O WhatsApp é o caso mais importante para o brasileiro. As conversas ficam no aparelho, e o backup vai para o Google Drive no Android ou para o iCloud no iPhone. Conforme a Central de Ajuda do WhatsApp, ele pode ser protegido com criptografia de ponta a ponta por senha ou chave de 64 dígitos, e ocupa espaço da conta.
O limite é a cota gratuita. Fotos em alta resolução, vídeos do WhatsApp e o backup do sistema disputam os mesmos gigabytes, e quando a conta enche o backup para de rodar, muitas vezes sem aviso percebido. Abra a tela de armazenamento da conta uma vez por mês e apague o que não precisa.

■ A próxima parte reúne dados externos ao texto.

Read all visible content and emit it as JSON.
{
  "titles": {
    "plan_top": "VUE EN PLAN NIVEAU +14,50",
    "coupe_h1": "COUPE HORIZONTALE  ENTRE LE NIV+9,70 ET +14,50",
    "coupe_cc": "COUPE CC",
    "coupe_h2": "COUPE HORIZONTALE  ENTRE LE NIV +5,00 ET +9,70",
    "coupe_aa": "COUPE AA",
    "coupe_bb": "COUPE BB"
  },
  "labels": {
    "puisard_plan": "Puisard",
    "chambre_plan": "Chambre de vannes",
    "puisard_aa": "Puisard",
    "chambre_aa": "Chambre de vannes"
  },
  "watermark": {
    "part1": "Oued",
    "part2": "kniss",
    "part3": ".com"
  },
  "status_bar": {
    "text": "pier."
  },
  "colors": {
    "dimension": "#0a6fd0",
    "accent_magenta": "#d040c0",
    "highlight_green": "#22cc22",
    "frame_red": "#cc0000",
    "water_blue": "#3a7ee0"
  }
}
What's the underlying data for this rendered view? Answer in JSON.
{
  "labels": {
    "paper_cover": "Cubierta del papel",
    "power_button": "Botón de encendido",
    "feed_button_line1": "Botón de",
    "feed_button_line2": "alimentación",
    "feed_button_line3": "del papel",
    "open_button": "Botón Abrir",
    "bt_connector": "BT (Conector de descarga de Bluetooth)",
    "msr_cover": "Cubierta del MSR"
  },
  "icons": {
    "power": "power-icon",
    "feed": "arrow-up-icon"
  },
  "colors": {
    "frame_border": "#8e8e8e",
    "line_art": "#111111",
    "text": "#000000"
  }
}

Custo e primeiro envio: o que esperar antes de assinar
Todos os grandes serviços têm uma faixa gratuita, suficiente para documentos e para o backup do celular, e planos pagos para quem guarda fotos e vídeos em volume. Serviços dedicados a backup de computador costumam cobrar por aparelho, com espaço amplo ou sem limite; confira a política de cada um.
O primeiro envio é o gargalo. A velocidade de upload das conexões domésticas é menor do que a de download, e mandar algumas centenas de gigabytes pode levar de horas a vários dias, com o computador ligado. Deixe o programa rodar à noite e evite pausar por longos períodos.
Antes de escolher, compare quatro pontos: tempo de retenção de versões, restauração em massa, criptografia de conhecimento zero e preço por gigabyte no plano que você usaria de fato. Um serviço barato que guarda só a última versão de cada arquivo é sincronização com outro nome.
O próximo passo é descobrir o que você tem de fato. Abra o serviço de nuvem que usa, procure a lixeira e o histórico de versões, e tente restaurar um arquivo da semana passada. Depois compre um disco externo, faça a primeira cópia local e ative os dois fatores na conta. A regra 3-2-1 está cumprida.